Un ejemplo elocuente y ahora en boga es el de Carlos Menem, quien asumió el poder en medio de una crisis hiperinflacionaria y fue visto a partir de 1991 como el arquitecto de un ‘milagro argentino’. Sin embargo, al final de su mandato, la sociedad le atribuyó casi la totalidad de responsabilidad de fenómenos como un creciente desempleo, aumento de la desigualdad y una crisis de endeudamiento que preludió el colapso de 2001.
El menemismo es, incluso hoy, para muchos, mala palabra. Este protagonismo no solo coloca una carga excesiva sobre los presidentes, sino que también convierte sus gestiones en blanco constante de análisis, muchas veces simplistas, que pasan por alto la influencia de factores externos o el rol de otros actores políticos y económicos. Y obliga a la prudencia: cuidado con suponer que los resultados iniciales, incluso algún triunfo electoral, otorga poderes imperecederos. Nada es para siempre, sobre todo en política.
Hasta la irrupción del fenómeno libertario, la economía política argentina se caracterizaba por una notable estabilidad en aspectos estructurales. Las lealtades partidarias, los patrones de voto y las dinámicas de poder territorial habían variado relativamente poco en las últimas décadas, mientras que los ciclos de crisis económicas y políticas seguían patrones recurrentes.
Pablo Gerchunoff y Lucas Llach lo llamaron, en su libro homónimo, “el ciclo de la ilusión y el desencanto”: períodos de auge y caída que se suceden con una regularidad casi predecible, reflejando una tensión entre grandes expectativas y decepciones sistemáticas.
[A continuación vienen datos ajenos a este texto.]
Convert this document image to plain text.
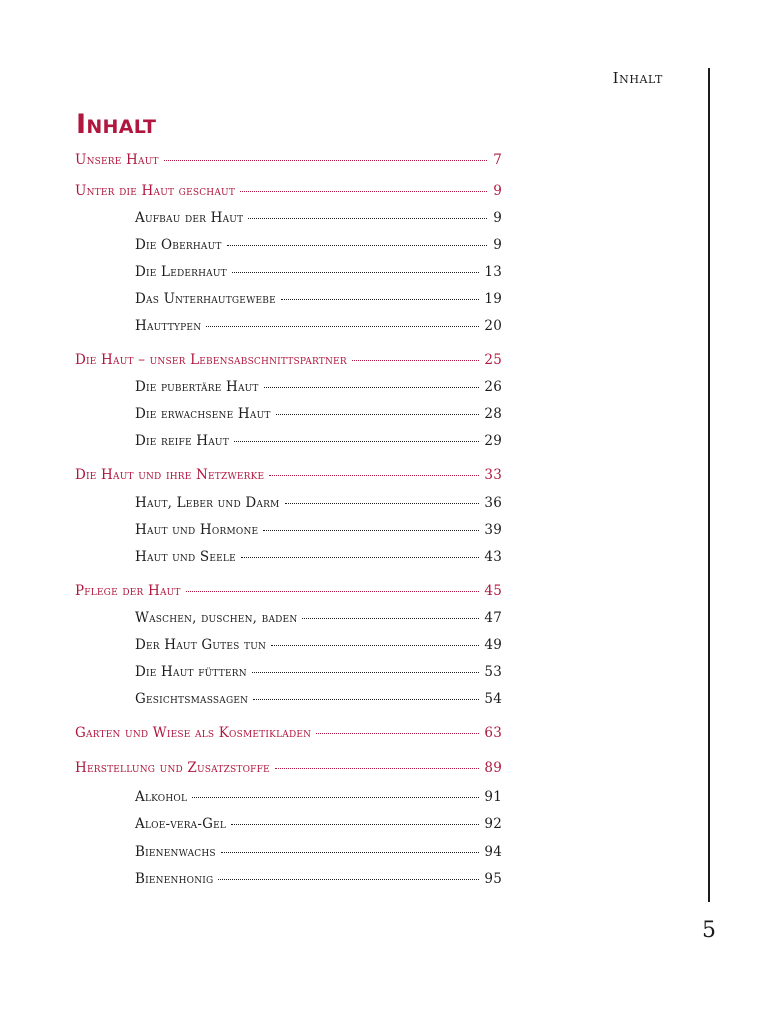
Inhalt
5
Inhalt
Unsere Haut	7
Unter die Haut geschaut	9
Aufbau der Haut	9
Die Oberhaut	9
Die Lederhaut	13
Das Unterhautgewebe	19
Hauttypen	20
Die Haut – unser Lebensabschnittspartner	25
Die pubertäre Haut	26
Die erwachsene Haut	28
Die reife Haut	29
Die Haut und ihre Netzwerke	33
Haut, Leber und Darm	36
Haut und Hormone	39
Haut und Seele	43
Pflege der Haut	45
Waschen, duschen, baden	47
Der Haut Gutes tun	49
Die Haut füttern	53
Gesichtsmassagen	54
Garten und Wiese als Kosmetikladen	63
Herstellung und Zusatzstoffe	89
Alkohol	91
Aloe-vera-Gel	92
Bienenwachs	94
Bienenhonig	95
Frente a los ciclos largos donde las continuidades predominan, hay una cotidianeidad micro donde todo parece acelerarse hasta protagonizar episodios cuasi caóticos. Cambios abruptos en políticas públicas, internas y peleas personales, conflictos sectoriales, casos de corrupción… todo mezclado y combinado crean la sensación de incertidumbre y volatilidad.
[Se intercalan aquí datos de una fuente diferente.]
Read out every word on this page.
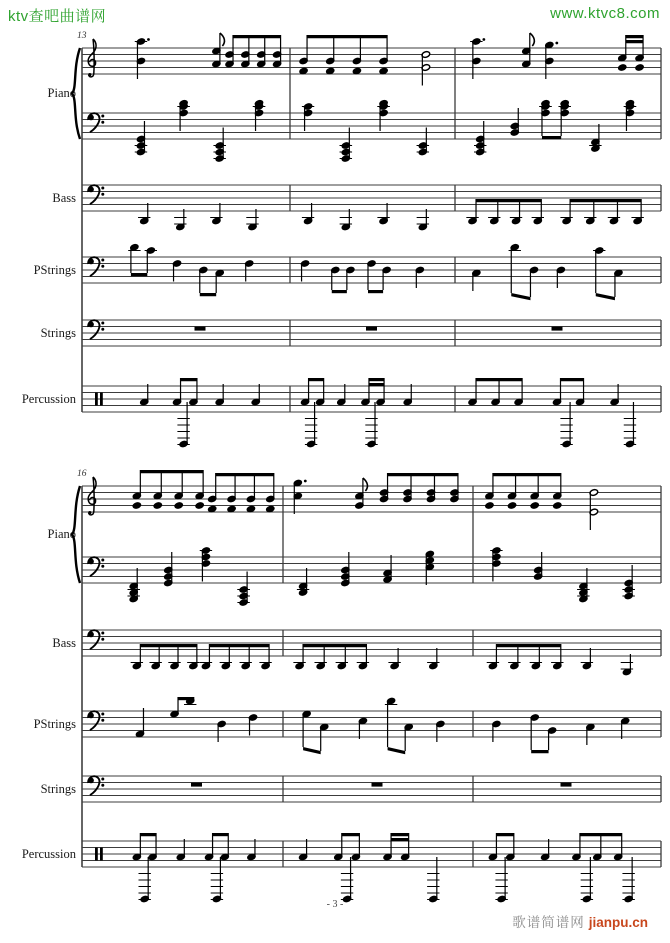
ktv查吧曲谱网	www.ktvc8.com
Piano
Bass
PStrings
Strings
Percussion
13
Piano
Bass
PStrings
Strings
Percussion
16
- 3 -
歌谱简谱网 jianpu.cn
Tendemos a exacerbar el dramatismo de circunstancias que parecen determinantes pero que, miradas en perspectiva, responden al famoso ‘todo pasa’ incrustado en el anillo de Julio Grondona.
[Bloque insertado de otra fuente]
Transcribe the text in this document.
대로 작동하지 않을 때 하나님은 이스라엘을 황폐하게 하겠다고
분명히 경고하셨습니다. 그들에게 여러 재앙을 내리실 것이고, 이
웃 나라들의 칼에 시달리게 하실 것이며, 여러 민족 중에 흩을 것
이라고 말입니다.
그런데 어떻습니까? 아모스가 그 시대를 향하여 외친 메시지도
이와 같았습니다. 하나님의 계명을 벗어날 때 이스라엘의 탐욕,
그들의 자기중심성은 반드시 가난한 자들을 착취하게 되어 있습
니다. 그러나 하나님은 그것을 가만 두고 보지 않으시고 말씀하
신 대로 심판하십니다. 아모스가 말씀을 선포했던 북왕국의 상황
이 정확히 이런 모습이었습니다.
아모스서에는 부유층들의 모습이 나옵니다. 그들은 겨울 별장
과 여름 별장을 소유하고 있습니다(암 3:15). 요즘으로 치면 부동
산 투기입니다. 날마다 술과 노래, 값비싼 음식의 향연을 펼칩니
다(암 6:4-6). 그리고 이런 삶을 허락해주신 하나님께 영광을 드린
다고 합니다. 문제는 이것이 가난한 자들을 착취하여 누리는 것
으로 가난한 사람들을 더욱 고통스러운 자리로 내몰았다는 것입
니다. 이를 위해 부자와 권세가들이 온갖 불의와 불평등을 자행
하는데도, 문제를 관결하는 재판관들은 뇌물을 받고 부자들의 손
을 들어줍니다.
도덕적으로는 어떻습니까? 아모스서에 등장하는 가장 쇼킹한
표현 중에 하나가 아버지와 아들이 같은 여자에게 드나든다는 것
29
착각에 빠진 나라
En parte esto también se debe a interpretaciones no del todo objetivas de la información disponible. Si la imagen de Milei cae dos puntos entre mayo y junio, no faltan quienes lo interpreten como el inicio de una tendencia descendente y proyecten un escenario de deterioro continuo. Del mismo modo, una suba puntual puede ser leída como señal de recuperación.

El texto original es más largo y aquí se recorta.